Dans la même approche, il s’est interrogé sur la logique de demander une évaluation de l’accord de 1995 quand on sait que plusieurs études ont montré que l’accord de 1995 a permis de booster les investissements de 187%. Pour lui, il est inutile d’évaluer l’accord surtout que les choses ont changé en Tunisie et dans l’Union européenne depuis cette date. « La Tunisie est la première qui a entamé les négociations avec l’Union européenne sur l’Aleca, dans la région du Maghreb et a reçu de l’Union européenne trois fois plus de dons que l’Egypte », indique-t-il.
L’intervenant a considéré que, contrairement à ce qu’il entend souvent lors des rencontres et des entretiens, l’approche qui consiste à accorder plus de visas dans le cadre de l’Aleca est loin d’être la meilleure. A cet égard, il a affirmé que les personnes qui travaillent sur les dossiers des visas ne sont pas les mêmes qui travaillent sur le dossier de l’Aleca et s’ajoute à cela que la situation sécuritaire de la Tunisie et de l’Union européenne n’est pas la même.

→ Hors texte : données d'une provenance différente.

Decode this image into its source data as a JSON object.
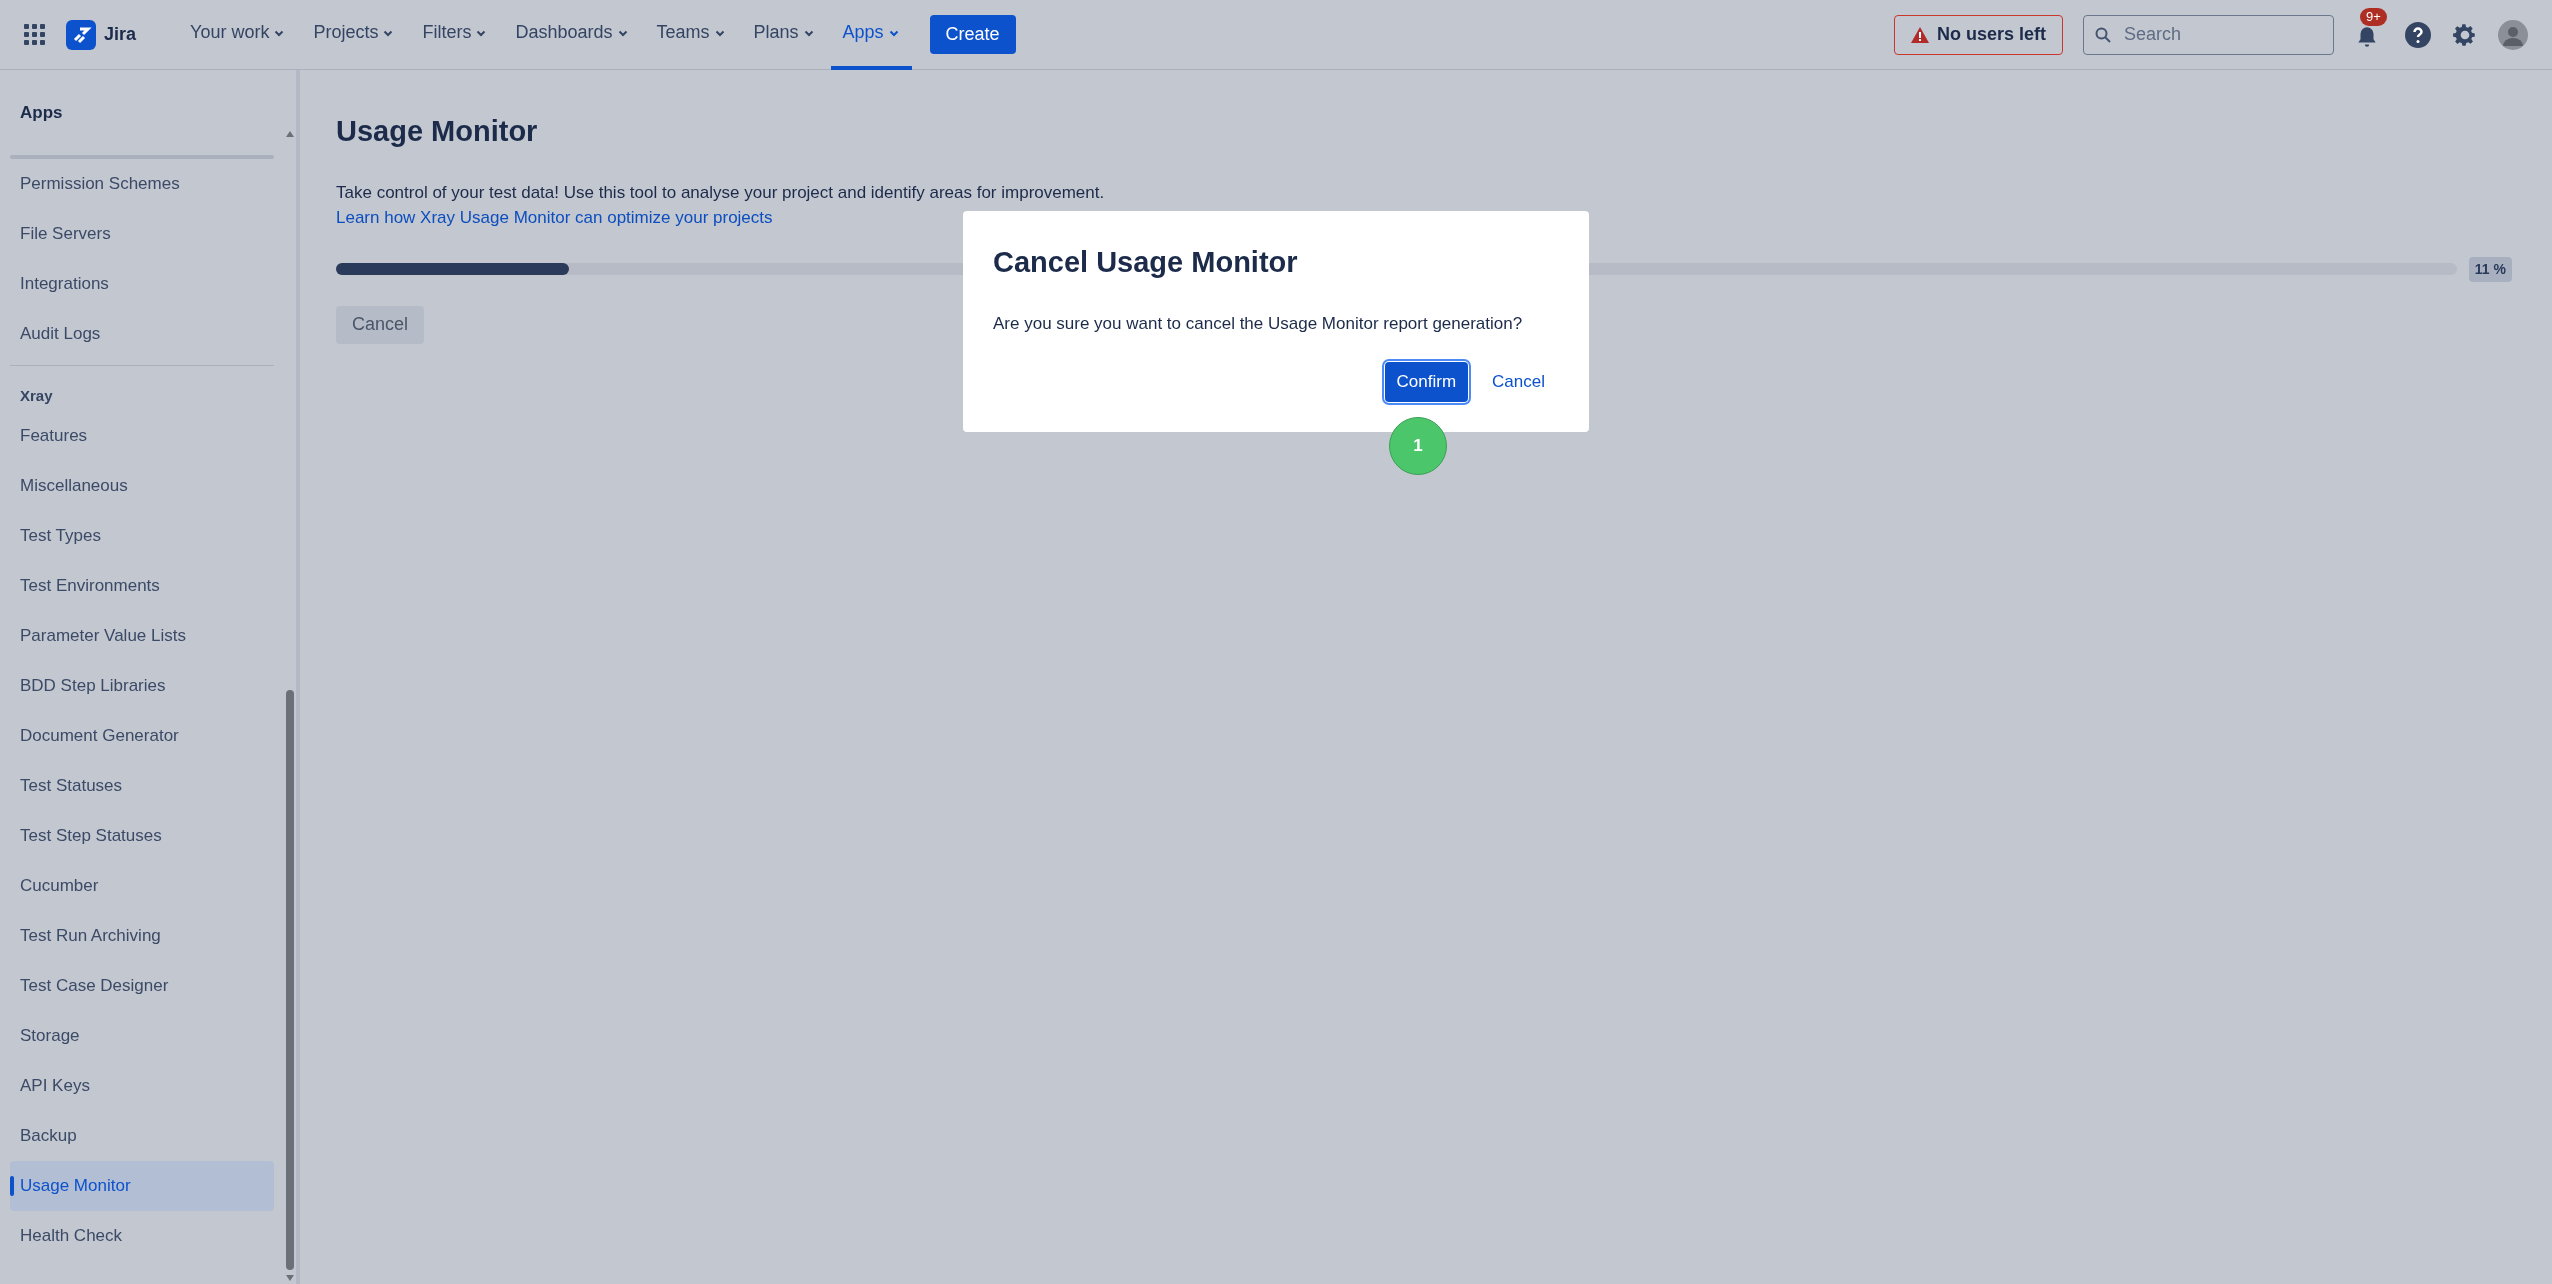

Revenant sur les relations entre la Tunisie et l’Union européenne, M. Bergamini a rappelé que l’Union européenne est le premier partenaire économique de la Tunisie. L’Union européenne a doublé ses aides à la Tunisie, raison pour laquelle l’absence de l’Aleca ne pourrait pas profiter à l’Union européenne d’après lui. L’intervenant a indiqué qu’en cas d’échec des négociations de l’Aleca, les entreprises tunisiennes vont perdre plusieurs avantages et opportunités et de considérer que l’échec de l’Aleca va profiter à d’autres pays comme la Chine et la Turquie.
Un accord fondamental pour la Tunisie qui lui permettrait de redresser son économie. C’est ainsi que Gilles Pargneaux, coordinateur de la délégation du parlement européen à l’Assemblée parlementaire de l’Union pour la Méditerranée a qualifié l’Aleca. Pour lui, il ne s’agit pas uniquement d’un accord commercial, mais d’un accord politique « qui pourrait contribuer à la stabilisation du parcours démocratique en Tunisie. » Afin que l’accord soit efficace et profite à tous les intervenants, il doit être asymétrique et progressif pour aider notamment les PME.

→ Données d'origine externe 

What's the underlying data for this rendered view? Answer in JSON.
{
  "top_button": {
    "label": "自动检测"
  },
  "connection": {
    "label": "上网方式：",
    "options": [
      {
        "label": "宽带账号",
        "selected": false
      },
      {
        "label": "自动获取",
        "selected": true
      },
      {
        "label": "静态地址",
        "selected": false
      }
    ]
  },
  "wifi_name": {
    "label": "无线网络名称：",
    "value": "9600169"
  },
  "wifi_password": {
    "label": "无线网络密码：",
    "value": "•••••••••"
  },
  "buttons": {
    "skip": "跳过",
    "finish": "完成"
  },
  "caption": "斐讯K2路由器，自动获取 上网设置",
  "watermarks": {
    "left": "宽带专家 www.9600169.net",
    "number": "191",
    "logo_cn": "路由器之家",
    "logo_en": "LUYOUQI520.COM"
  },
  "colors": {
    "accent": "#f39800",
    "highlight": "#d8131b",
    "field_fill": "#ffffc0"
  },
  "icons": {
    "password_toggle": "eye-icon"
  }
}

Lors de son intervention, Pier Antonio Panzeri, président de la sous-commission au Parlement européen « Droits de l’Homme » a mis en garde contre les répercussions de l’Aleca sur les droits socio-économiques et les PME. À cet égard, il a indiqué que l’Aleca ne doit pas engendrer des répercussions négatives sur les droits et les PME. L’évènement était, aussi, l’occasion de présenter les résultats de l’étude intitulée: « Le secteur des TIC et Aleca : état des lieux vs attentes du secteur. » Présenté par la professeur universitaire et l’économiste Fatma Marrakchi Charfi, il en ressort que l’Aleca présente plusieurs menaces pour le secteur des TIC. Pour l’économiste, l’Aleca rime avec la disparition des petites entreprises opérant dans le secteur des TIC, à cause de la concurrence avec des firmes internationales.

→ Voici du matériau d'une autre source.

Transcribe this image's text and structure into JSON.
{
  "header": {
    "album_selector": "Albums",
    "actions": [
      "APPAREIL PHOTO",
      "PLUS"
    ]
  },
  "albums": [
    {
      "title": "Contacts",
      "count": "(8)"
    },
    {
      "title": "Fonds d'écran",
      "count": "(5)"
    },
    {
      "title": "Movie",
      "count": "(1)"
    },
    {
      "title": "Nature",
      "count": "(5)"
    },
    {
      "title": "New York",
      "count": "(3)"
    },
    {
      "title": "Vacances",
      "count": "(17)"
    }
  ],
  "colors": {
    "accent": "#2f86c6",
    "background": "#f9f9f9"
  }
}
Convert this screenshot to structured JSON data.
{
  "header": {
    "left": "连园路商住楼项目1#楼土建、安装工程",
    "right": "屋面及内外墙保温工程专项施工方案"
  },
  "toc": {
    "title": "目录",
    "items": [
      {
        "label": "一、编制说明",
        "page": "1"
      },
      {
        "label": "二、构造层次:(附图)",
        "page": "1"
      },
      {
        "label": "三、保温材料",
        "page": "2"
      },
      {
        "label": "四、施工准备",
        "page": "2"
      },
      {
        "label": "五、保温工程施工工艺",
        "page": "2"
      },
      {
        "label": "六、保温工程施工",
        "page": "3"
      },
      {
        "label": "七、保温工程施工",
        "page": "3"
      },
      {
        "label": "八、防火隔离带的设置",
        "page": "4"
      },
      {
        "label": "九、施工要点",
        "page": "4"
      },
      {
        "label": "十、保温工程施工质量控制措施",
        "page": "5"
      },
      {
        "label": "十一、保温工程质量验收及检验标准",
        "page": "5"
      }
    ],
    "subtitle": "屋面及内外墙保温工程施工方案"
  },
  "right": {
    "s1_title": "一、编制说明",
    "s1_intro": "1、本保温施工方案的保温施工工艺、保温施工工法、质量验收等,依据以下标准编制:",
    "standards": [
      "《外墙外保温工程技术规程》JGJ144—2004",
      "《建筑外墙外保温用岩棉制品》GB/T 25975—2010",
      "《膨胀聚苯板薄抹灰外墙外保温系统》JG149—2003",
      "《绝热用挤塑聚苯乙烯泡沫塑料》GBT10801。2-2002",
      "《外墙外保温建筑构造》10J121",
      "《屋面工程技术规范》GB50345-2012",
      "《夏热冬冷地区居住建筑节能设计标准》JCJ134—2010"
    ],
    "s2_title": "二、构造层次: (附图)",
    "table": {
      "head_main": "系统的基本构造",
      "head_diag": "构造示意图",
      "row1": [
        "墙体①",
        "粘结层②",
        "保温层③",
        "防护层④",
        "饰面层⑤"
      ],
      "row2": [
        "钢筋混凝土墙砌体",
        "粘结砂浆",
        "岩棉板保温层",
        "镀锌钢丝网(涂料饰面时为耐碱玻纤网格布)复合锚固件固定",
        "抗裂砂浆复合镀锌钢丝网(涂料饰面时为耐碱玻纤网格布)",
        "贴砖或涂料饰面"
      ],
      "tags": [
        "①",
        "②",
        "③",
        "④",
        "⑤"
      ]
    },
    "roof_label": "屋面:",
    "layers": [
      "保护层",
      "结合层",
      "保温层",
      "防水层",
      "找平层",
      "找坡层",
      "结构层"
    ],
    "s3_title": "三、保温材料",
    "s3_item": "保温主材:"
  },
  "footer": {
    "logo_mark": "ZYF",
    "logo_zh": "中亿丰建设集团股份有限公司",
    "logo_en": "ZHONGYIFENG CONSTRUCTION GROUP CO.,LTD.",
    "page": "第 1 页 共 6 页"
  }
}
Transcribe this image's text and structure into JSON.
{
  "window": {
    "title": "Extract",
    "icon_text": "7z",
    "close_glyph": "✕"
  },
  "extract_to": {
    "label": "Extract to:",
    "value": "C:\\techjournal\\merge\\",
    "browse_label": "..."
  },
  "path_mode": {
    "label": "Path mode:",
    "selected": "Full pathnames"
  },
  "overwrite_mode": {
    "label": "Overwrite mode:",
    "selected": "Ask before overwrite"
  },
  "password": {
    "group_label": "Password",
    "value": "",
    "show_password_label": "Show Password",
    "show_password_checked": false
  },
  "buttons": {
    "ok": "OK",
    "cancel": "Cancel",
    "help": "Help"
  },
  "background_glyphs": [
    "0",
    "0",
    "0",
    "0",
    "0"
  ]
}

Pour elle, les longues procédures pour l’obtention du visa ne permettront pas facilement aux entreprises tunisiennes d’agir sur le marché européen. La contribution européenne à la formation des informaticiens tunisiens qui s’exportent pour la plupart en Europe, des aides financières européennes pour la Tunisie pour augmenter la capacité de formation des écoles d’ingénieurs, la suppression des problèmes de change, l’octroi de visas avec permis de travail à tous les travailleurs des sociétés TIC pour quatre ans sont, entre autres, les solutions recommandées par l’économiste, afin de rééquilibrer l’accord et donner plus de chances aux entreprises tunisiennes.